It turns out that high-density lipoprotein (HDL) cholesterol, or “good cholesterol,” may not do you any good, even if it is perfectly formed, even if it is circulating at high levels in your blood, and even if forms particles swollen with cholesterol scrubbed from artery walls. HDL cholesterol particles can circulate and circulate and circulate, and never securely dock with receptors in the liver, never deposit their cholesterol loads for elimination, and never adequately protect against heart disease.
The rub, according to scientists at the University of Pennsylvania, is in the docking—or rather the lack of it. These scientists, led by Daniel J. Rader, M.D., report that HDL cholesterol can do little good if it must struggle to dock with flawed HDL receptors in the liver.

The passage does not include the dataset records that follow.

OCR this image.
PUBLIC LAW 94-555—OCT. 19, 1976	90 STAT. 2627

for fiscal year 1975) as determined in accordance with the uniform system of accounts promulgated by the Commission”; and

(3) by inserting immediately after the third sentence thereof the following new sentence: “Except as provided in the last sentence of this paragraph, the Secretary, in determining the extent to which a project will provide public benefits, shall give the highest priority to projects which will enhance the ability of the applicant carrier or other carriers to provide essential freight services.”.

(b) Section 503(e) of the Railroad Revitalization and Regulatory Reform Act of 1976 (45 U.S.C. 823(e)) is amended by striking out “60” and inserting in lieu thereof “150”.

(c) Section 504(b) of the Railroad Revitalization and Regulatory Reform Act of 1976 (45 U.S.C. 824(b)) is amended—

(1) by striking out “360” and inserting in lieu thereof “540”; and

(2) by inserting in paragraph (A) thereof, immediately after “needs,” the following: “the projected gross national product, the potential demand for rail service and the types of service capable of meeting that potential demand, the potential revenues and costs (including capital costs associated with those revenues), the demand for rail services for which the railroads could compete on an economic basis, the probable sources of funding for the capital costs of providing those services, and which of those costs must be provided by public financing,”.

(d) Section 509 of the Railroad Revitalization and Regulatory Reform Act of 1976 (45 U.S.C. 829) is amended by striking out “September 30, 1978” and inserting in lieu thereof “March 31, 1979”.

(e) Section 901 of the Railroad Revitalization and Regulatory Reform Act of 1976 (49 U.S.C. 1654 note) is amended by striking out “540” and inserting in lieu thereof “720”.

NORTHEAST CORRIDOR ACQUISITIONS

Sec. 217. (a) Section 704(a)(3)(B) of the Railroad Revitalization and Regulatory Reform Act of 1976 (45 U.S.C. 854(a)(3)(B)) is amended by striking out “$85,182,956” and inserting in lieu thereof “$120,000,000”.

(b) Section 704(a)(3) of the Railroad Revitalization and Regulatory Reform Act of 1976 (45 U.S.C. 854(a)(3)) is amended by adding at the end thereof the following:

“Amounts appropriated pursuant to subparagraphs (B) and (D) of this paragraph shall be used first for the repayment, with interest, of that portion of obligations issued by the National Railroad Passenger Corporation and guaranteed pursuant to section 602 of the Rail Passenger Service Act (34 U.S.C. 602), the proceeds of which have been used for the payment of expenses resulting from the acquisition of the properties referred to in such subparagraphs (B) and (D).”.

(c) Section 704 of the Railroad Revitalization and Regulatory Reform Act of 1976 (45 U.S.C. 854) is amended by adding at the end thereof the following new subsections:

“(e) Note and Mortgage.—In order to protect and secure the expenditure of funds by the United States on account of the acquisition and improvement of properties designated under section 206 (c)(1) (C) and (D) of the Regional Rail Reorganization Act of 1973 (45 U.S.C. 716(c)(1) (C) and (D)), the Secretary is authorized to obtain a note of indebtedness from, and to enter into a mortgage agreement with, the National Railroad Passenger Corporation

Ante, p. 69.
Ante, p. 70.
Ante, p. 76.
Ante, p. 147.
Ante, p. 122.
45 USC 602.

The HDL receptor, which is known as the scavenger receptor B1 (SR-B1), is ill-formed, and ill-functioning, if is encoded by a variant form of the SCARB1 gene. This finding may help explain why HDL-raising drugs have shown little or no benefit, even though HDL cholesterol has been associated with decreased risks of coronary heart disease.
“The thinking about HDL has evolved recently to the concept that it may not directly protect against all heart disease,” said Dr. Rader. “Our results indicate that some causes of raised HDL actually increase risk for heart disease. This is the first demonstration of a genetic mutation that raises HDL but increases risk of heart disease.”
Dr. Rader’s team described their work in an article (“Rare Variant in Scavenger Receptor BI Raises HDL Cholesterol and Increases Risk of Coronary Heart Disease”) that appeared March 1 in Science. The article described how the team sequenced the coding regions of lipid-modifying genes in 328 individuals with extremely high plasma HDL cholesterol levels.
“[We] identified a homozygote for a loss-of-function variant, in which leucine replaces proline 376 (P376L), in SCARB1, the gene encoding SR-BI,” wrote the study’s authors. “The P376L variant impairs posttranslational processing of SR-BI and abrogates selective HDL cholesterol uptake in transfected cells, in hepatocyte-like cells derived from induced pluripotent stem cells from the homozygous subject, and in mice.”
The researchers discovered that persons who carry only one copy of the SCARB1 P376L mutation have significantly higher HDL-C levels. From this, Dr. Rader and colleagues formed a hunch, based on their knowledge of SCARB1 function and previous studies in mice, that having the SCARB1 P376L mutation, despite raising HDL, might paradoxically increase the risk of heart disease.
Working with other researchers around the world, the Penn team was able to show exactly what they had surmised. “This SCARB1 variant, while rare, is just frequent enough that it allowed us to ask the question about its effect on HDL and heart disease in people with only one copy of the mutation,” Dr. Rader explained.
The Penn team and their colleagues plan to characterize and test other SCARB1 mutations for their relationship to HDL levels and heart disease. Other genes may also have similar effects. “Eventually we may want to perform genetic testing in persons with high HDL to make sure they don't have mutations—like this one—that raise HDL but don't protect against, or may even increase, risk for heart disease,” Dr. Rader noted. Since the P376L mutation in SCARB1 appears to be specific to people of Ashkenazi Jewish descent, testing in this ethnic group might be particularly important.
Dr. Rader suggests that a therapeutic approach to increase the expression or activity of SCARB1 could be a new way to reduce the risk of heart disease even though it would reduce HDL blood levels. “The work demonstrates that the protective effects of HDL are more dependent upon how it functions than merely how much of it is present,” Dr. Rader concluded. “We still have a lot to learn about the relationship between HDL function and heart disease risk.”